6. Snippet E (the foil) — discrimination check. Two near-identical processor classes (StripeProcessor, PayPalProcessor) with the same charge signature and similar body. Should you extract a common base class or apply Replace Conditional with Polymorphism?
Variation Theory in action. “Looks duplicated” can mean three different things: (1) actual duplication that should be extracted; (2) visual similarity over independent domain rules (currency rounding from Step 1); or (3) parallel infrastructure with hidden differences (this snippet). Discriminating between them is the judgment Step 9’s hotspot/Boy-Scout framing was for. When in doubt, wait for the third occurrence and a real bug-coupling signal before extracting.
7. Step 1 callback — fix-then-refactor. During the synthesis you spot a bug in one of the duplicated validation blocks of playlist.py. What’s the right discipline?
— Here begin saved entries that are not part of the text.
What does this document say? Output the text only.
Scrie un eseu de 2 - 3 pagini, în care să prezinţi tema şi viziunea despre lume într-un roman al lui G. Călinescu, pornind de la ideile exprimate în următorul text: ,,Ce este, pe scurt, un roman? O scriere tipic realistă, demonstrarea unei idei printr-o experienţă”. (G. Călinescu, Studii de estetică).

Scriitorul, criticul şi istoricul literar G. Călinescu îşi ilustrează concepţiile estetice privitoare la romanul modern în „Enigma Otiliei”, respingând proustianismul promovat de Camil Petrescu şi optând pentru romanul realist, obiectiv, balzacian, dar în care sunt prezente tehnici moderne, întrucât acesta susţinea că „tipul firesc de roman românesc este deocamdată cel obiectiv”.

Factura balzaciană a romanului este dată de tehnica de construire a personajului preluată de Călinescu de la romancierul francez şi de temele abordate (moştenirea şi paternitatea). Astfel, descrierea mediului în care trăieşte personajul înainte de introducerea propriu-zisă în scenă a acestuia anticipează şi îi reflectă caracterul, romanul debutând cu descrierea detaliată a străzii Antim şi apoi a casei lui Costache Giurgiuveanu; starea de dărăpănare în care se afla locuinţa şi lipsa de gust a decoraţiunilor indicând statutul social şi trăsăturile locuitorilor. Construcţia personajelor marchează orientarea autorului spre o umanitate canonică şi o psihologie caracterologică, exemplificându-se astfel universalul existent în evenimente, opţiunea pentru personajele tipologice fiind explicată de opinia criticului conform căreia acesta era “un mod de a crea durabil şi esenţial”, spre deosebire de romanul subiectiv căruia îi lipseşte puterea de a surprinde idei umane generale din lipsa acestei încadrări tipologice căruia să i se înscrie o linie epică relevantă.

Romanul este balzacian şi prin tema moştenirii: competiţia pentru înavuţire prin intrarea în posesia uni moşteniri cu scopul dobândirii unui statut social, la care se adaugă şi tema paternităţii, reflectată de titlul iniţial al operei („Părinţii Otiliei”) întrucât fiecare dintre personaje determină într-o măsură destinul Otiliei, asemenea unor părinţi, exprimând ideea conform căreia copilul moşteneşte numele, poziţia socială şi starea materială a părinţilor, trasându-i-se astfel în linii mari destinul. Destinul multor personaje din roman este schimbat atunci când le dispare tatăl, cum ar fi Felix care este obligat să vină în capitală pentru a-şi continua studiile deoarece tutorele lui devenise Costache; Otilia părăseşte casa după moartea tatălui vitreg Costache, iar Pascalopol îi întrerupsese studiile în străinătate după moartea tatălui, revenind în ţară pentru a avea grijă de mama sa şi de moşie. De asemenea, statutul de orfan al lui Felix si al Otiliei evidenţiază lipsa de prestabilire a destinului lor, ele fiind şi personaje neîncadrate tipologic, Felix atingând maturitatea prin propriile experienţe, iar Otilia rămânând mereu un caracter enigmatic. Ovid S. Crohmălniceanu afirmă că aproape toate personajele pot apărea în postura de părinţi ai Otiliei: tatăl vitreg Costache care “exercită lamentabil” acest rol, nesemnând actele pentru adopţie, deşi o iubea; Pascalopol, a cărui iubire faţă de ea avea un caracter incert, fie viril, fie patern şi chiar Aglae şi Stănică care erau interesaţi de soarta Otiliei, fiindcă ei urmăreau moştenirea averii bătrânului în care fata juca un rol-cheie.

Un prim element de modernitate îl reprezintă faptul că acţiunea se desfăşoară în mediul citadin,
Fix-then-refactor. Step 1’s load-bearing rule generalizes across the entire toolkit: never refactor over a known bug. Fix in each location with green tests, then consolidate. This sequencing is one of the strongest rules in the discipline.
8. Memo synthesis. Why is the memo important — couldn’t you just refactor and let the diff speak for itself?
The memo answers questions a diff can’t. What smell? Why this refactoring? What invariant? Which tests confirm? A reviewer reading the diff sees what changed; the memo tells them why the change is correct. That’s the difference between a reviewable refactor and a trust-me one.